History of


Posted: 28 April 2017

Updated: 20 July 2021

Looking back at a 60's icon. 

Read time: 3 mins

“What more could you need? A true icon of an amplifier” – Mark Trotter, Lonely The Brave

Who wants to live forever? Secretly we all do and while scientists everywhere are chasing the key to immortality we're proud to say that we've already found the answer. Enter the 1962 Bluesbreaker®, an amp for the ages.

Like so many of our products, the history of the 1962 intertwines with the story of a famous guitarist. No, we know what you’re thinking and it’s not Pete Townshend. This particular amp was tied to Cream guitarist Eric Clapton. While on tour with The Juniors, Clapton was forced to leave his Marshall JTM behind in Greece. When he returned to London, he re-joined “John Mayall and The Bluesbreakers” but there was just one hitch—he was a guitarist without an amplifier. He went straight to Jim Marshall and convinced him to build a compact amplifier, similar in shape and size to the Vox AC30. When asked why Clapton was looking for a combo amp Jim would later say “He wanted one so it would be easy for him to put the whole thing in the boot of his car.”

The initial development of Marshall’s first combo took place in early 1964. It was based on the JTM45 bass chassis and was advertised as a “Bass/Lead” unit, making it suitable for guitarists and bassists. This also provided an increased tonal range to many amps that had come before it.

Once it was ready Clapton purchased a 2x12” combo on a repayment plan and went on to use it for some of the most famous Bluesbreaker tracks, where he combined his 1962 Combo with his trusty Gibson Les Paul. For the majority of the recordings the amplifier was played at full volume which provided a level of feedback that Clapton managed expertly. The amp provided a full sound that broke up, but didn’t fully distort. This allowed his tone to resonate clearly above the instruments played by the rest of the band.

Because of its use on the John Mayall and the Blues Breakers with Eric Clapton album, often referred to as ‘The Beano Album’ due to Clapton reading a copy of the Beano comic on its sleeve, the nickname Bluesbreaker was born and spread like wildfire.

When the amp was announced to the public in February 1965, the 1962 was a visual and auditory sensation destined for greatness. The first set of amps featured JTM45 styling with gold panels, black logos and white speaker fret cloth paired with Alnico 15 watt speakers. In August the same year they got an updated look. The grey and white pinstripe fret cloth, script logo, single strap handle and straight-front speaker baffle board are now instantly recognisable as distinct characteristics of the 1962 design.
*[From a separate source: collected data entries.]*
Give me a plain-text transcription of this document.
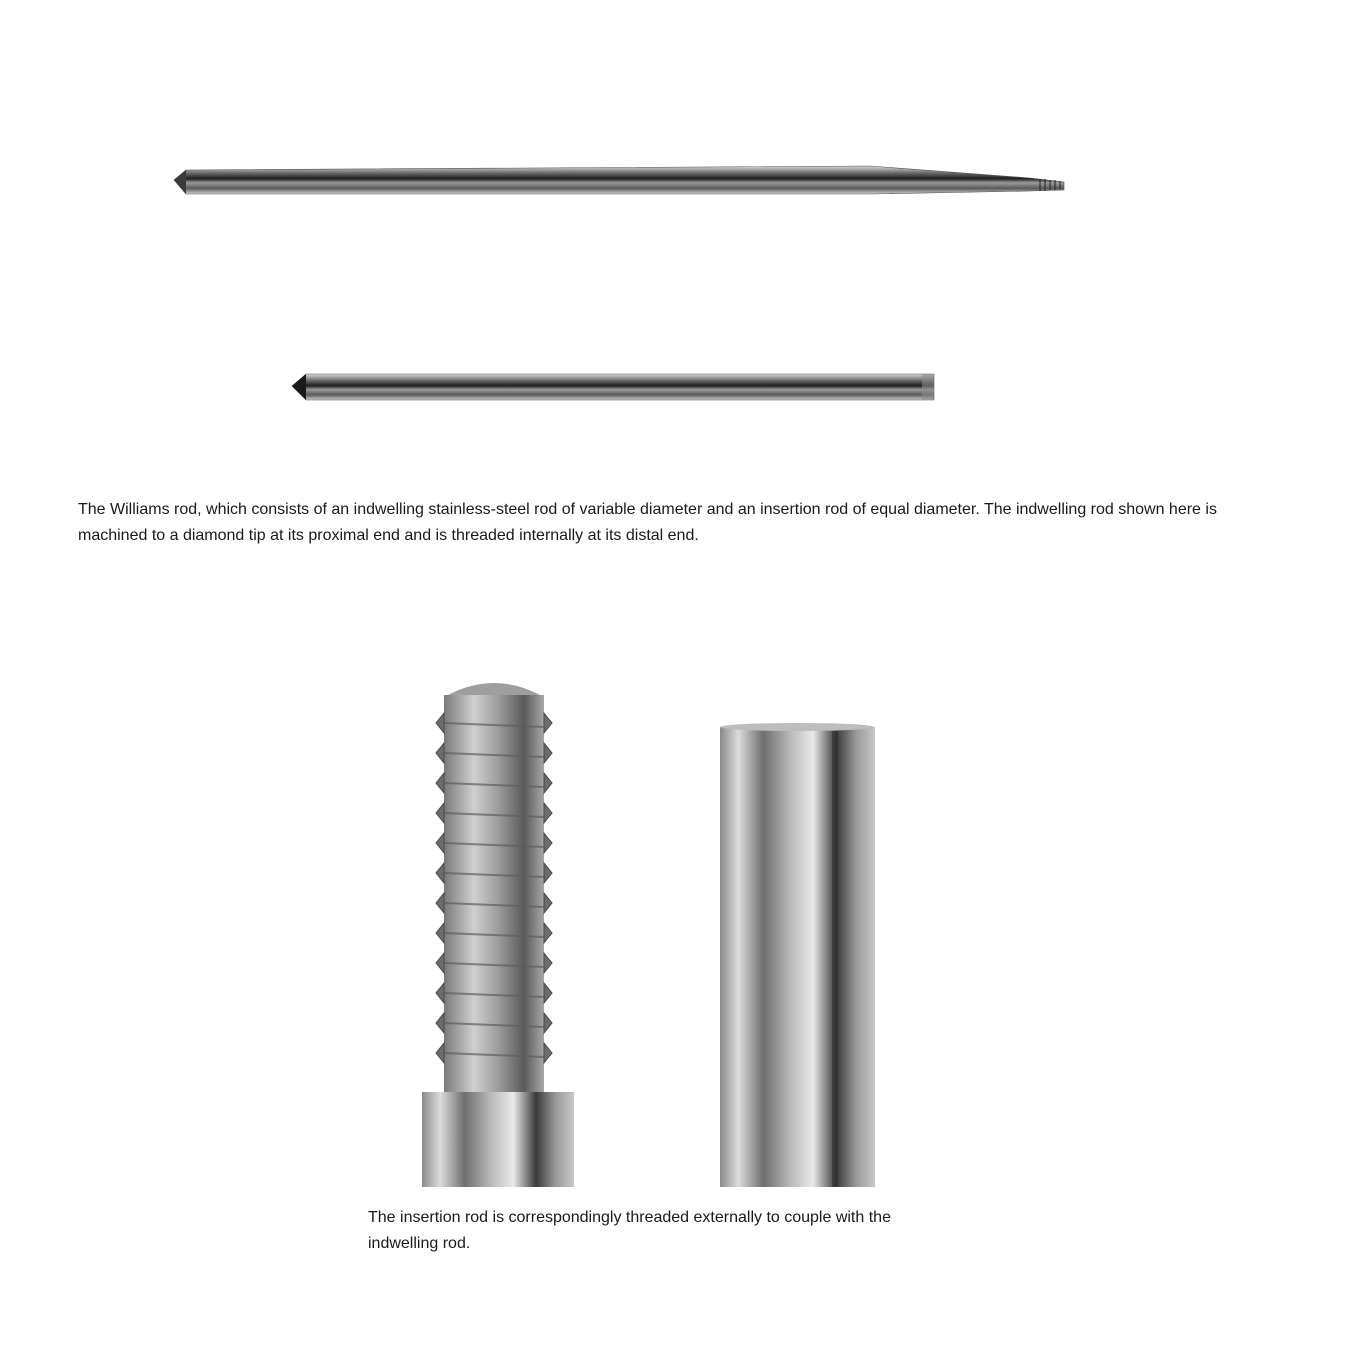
The Williams rod, which consists of an indwelling stainless-steel rod of variable diameter and an insertion rod of equal diameter. The indwelling rod shown here is machined to a diamond tip at its proximal end and is threaded internally at its distal end.

The insertion rod is correspondingly threaded externally to couple with the indwelling rod.
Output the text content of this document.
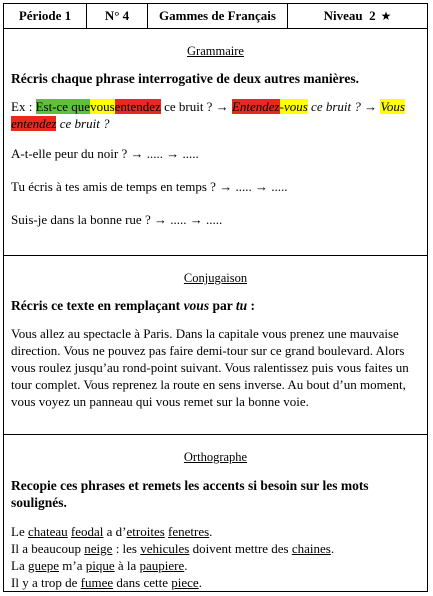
Période 1	N° 4	Gammes de Français	Niveau  2 ★
Grammaire
Récris chaque phrase interrogative de deux autres manières.
Ex : Est-ce quevousentendez ce bruit ? → Entendez-vous ce bruit ? → Vous entendez ce bruit ?
A-t-elle peur du noir ? → ..... → .....
Tu écris à tes amis de temps en temps ? → ..... → .....
Suis-je dans la bonne rue ? → ..... → .....
Conjugaison
Récris ce texte en remplaçant vous par tu :
Vous allez au spectacle à Paris. Dans la capitale vous prenez une mauvaise direction. Vous ne pouvez pas faire demi-tour sur ce grand boulevard. Alors vous roulez jusqu’au rond-point suivant. Vous ralentissez puis vous faites un tour complet. Vous reprenez la route en sens inverse. Au bout d’un moment, vous voyez un panneau qui vous remet sur la bonne voie.
Orthographe
Recopie ces phrases et remets les accents si besoin sur les mots soulignés.
Le chateau feodal a d’etroites fenetres.
Il a beaucoup neige : les vehicules doivent mettre des chaines.
La guepe m’a pique à la paupiere.
Il y a trop de fumee dans cette piece.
It wasn’t just the design that evolved. Like a lot of our early amps, Jim Marshall often included suggestions from musicians and would tailor his amps to better suit their needs. This usually led to tonal variations within amps that looked cosmetically the same, meaning it was very rare for any two Marshall amps from this period to sound exactly alike. Also during this time Marshall also released the 1961, which had similar internal workings but featured 4x10” speakers and was available with an inbuilt tremolo.

Over the coming years the 1962 Bluesbreaker was updated to keep up with the changing technology and was fitted with EL34 valves and Celestion G12 speakers. The Bluesbreaker took a break from the limelight to make way for the 100 watt full stacks but a true hero can never die. Now offered as part of the Vintage Reissue series, the 1962 has undergone a massive resurgence.

The 1962 Bluesbreaker retains its legendary status and is currently used by Laurie Vincent (Slaves), Dean Richardson (Frank Carter & The Rattlesnakes) and Andrew ‘Whitey’ White (Kaiser Chiefs), plus many others.